Paper Title
Image Caption Generation with Novel Application Domains
Abstract
Generating a natural language description of an image is attracting a lot of interest these days primarily because of its importance in practical applications and also because it connects two major fields of artificial intelligence namely computer vision and natural language processing. Existing approaches are either top-to-down, which starts from a gist of an image and converts it into words, or bottom-to-up, which comes up with words describing various aspects of an image and then combines them. In this paper, an algorithm that uses a top-down approach through a hybrid system with the help of ResNet50 architecture (a multi-layer Convolutional Neural Network (CNN)) for image feature extraction and a Long Short Term Memory (LSTM) to accurately structure meaningful sentences has been employed. The efficiency of our proposed model is showcased using the Flickr 8K dataset. In this experiment, the Flickr 8K dataset was utilized which was found to be generating sensible and accurate captions in a majority of cases. Once the base model for caption generation is made ready, the experiment is further extended into two applications, namely, image retrieval using Pearson’s Correlation Coefficient and text-to-speech conversion for the visually impaired.
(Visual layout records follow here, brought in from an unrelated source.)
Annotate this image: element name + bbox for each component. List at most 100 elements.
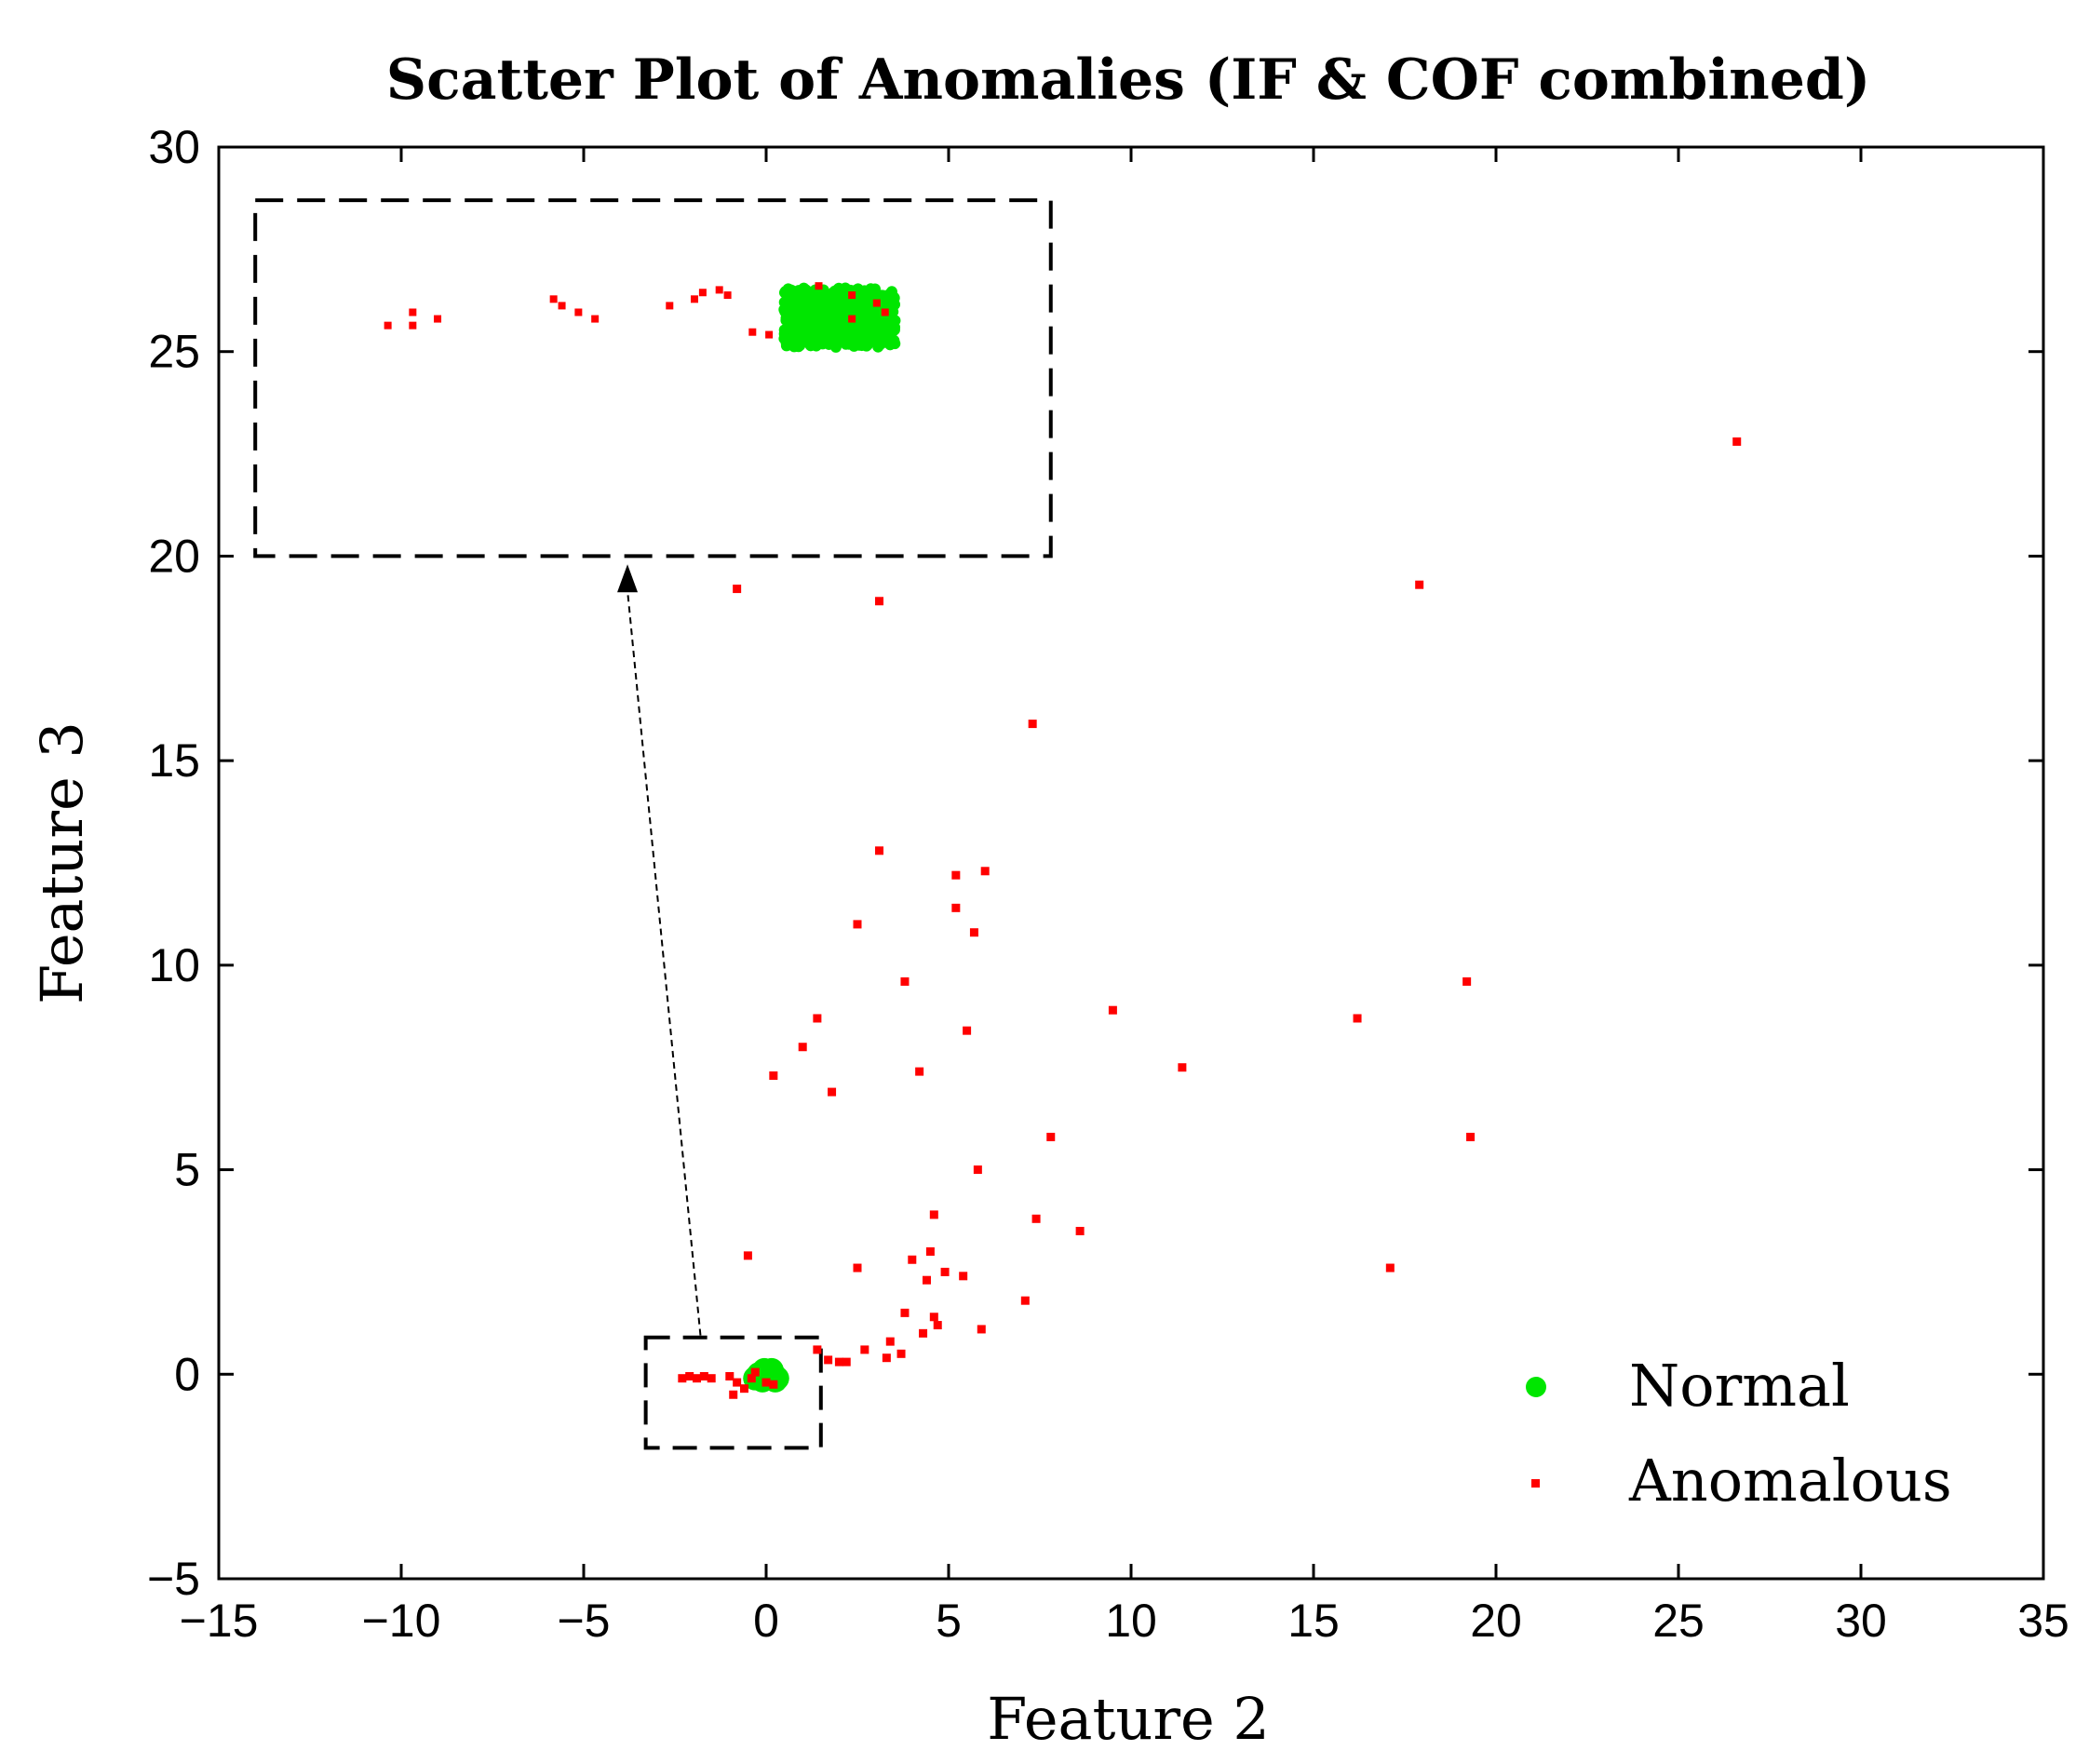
anomalous-point (969, 928, 978, 937)
anomalous-point (977, 1325, 986, 1334)
anomalous-point (1020, 1296, 1030, 1305)
anomalous-point (761, 1378, 771, 1387)
anomalous-point (1466, 1132, 1476, 1141)
chart-title: Scatter Plot of Anomalies (IF & COF comb… (386, 47, 1871, 113)
x-tick-label: 25 (1652, 1595, 1705, 1647)
inset-normal-point (804, 339, 816, 351)
inset-normal-point (885, 286, 897, 298)
anomalous-point (739, 1384, 748, 1394)
y-tick-label: 20 (148, 530, 200, 582)
zoom-inset-box (253, 198, 1053, 559)
anomalous-point (828, 1087, 837, 1097)
anomalous-point (1108, 1005, 1117, 1015)
inset-normal-point (889, 315, 901, 327)
anomalous-point (940, 1267, 950, 1276)
anomalous-point (725, 1371, 735, 1380)
anomalous-point (685, 1371, 694, 1380)
inset-anomalous-point (558, 302, 566, 310)
inset-normal-point (783, 317, 795, 330)
anomalous-point (922, 1275, 931, 1285)
inset-anomalous-point (698, 289, 707, 297)
y-tick-label: −5 (147, 1553, 200, 1605)
legend: Normal Anomalous (1526, 1352, 1952, 1515)
anomalous-point (875, 846, 884, 855)
inset-zoom (253, 198, 1053, 1450)
y-axis: −5 0 5 10 15 20 25 30 (147, 121, 2043, 1605)
anomalous-point (729, 1390, 738, 1399)
inset-anomalous-point (723, 291, 732, 300)
anomalous-point (885, 1337, 895, 1346)
anomalous-point (733, 1378, 742, 1387)
anomalous-point (750, 1367, 760, 1377)
inset-normal-point (860, 340, 872, 352)
anomalous-point (824, 1355, 833, 1365)
inset-normal-point (866, 284, 878, 296)
zoom-arrow-head (617, 564, 639, 593)
inset-normal-point (793, 286, 805, 298)
y-tick-label: 5 (174, 1144, 200, 1196)
inset-anomalous-point (591, 315, 600, 323)
anomalous-point (813, 1345, 822, 1354)
anomalous-point (1385, 1263, 1395, 1273)
x-tick-label: 35 (2017, 1595, 2069, 1647)
inset-normal-point (823, 338, 835, 350)
anomalous-point (896, 1349, 906, 1358)
inset-normal-point (781, 300, 793, 312)
anomalous-point (929, 1210, 938, 1219)
anomalous-point (963, 1026, 972, 1035)
x-tick-label: 0 (753, 1595, 779, 1647)
anomalous-point (1415, 580, 1424, 589)
anomalous-point (834, 1357, 843, 1367)
anomalous-point (853, 1263, 862, 1273)
y-tick-label: 30 (148, 121, 200, 173)
anomalous-point (693, 1374, 702, 1383)
series-anomalous (678, 437, 1742, 1399)
inset-anomalous-point (715, 286, 723, 294)
x-tick-label: −15 (180, 1595, 259, 1647)
anomalous-point (733, 585, 742, 594)
inset-anomalous-point (666, 302, 674, 310)
inset-anomalous-point (574, 308, 583, 316)
x-tick-label: 5 (936, 1595, 962, 1647)
anomalous-point (980, 867, 990, 876)
legend-marker-anomalous (1531, 1479, 1540, 1488)
anomalous-point (973, 1165, 982, 1175)
inset-normal-cluster (785, 290, 894, 345)
x-axis: −15 −10 −5 0 5 10 15 20 25 30 35 (180, 147, 2069, 1647)
inset-normal-point (887, 337, 899, 349)
anomalous-point (959, 1272, 968, 1281)
y-tick-label: 10 (148, 939, 200, 991)
legend-label-normal: Normal (1629, 1352, 1850, 1420)
anomalous-point (699, 1371, 708, 1380)
x-tick-label: 30 (1835, 1595, 1887, 1647)
anomalous-point (929, 1313, 938, 1322)
anomalous-point (951, 903, 961, 912)
zoom-arrow-line (627, 590, 702, 1336)
anomalous-point (747, 1374, 756, 1383)
inset-anomalous-point (434, 315, 442, 323)
anomalous-point (900, 976, 910, 986)
inset-anomalous-point (872, 299, 881, 307)
x-tick-label: −10 (362, 1595, 441, 1647)
anomalous-point (842, 1357, 851, 1367)
inset-anomalous-point (409, 308, 417, 316)
inset-anomalous-point (409, 321, 417, 330)
x-axis-label: Feature 2 (987, 1685, 1270, 1753)
anomalous-point (900, 1308, 910, 1317)
anomalous-point (875, 597, 884, 606)
x-tick-label: 15 (1287, 1595, 1340, 1647)
anomalous-point (769, 1380, 778, 1389)
inset-normal-point (888, 323, 900, 335)
anomalous-point (1462, 976, 1472, 986)
anomalous-point (1046, 1132, 1056, 1141)
anomalous-point (743, 1251, 752, 1260)
legend-marker-normal (1526, 1377, 1546, 1397)
anomalous-point (1075, 1226, 1085, 1235)
anomalous-point (915, 1067, 924, 1076)
anomalous-point (933, 1321, 942, 1330)
inset-normal-point (794, 340, 806, 352)
anomalous-point (769, 1071, 778, 1081)
x-tick-label: 10 (1105, 1595, 1157, 1647)
anomalous-point (707, 1374, 716, 1383)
The generated captions are stored in a database. Then an image retrieval system using Pearson's Correlation Coefficient is built which aims at retrieving images from the database that are similar to the query caption using Pearson’s Correlation Coefficient. Apart from this, for our second application, the text of the captions is converted into speech for the visually impaired using google’s TTS API.
Keywords - Image Captioning, Convolutional Neural Networks (CNN), Residual Neural Network (ResNet), Recurrent Neural Network(RNN), Long Short Term Memory (LSTM).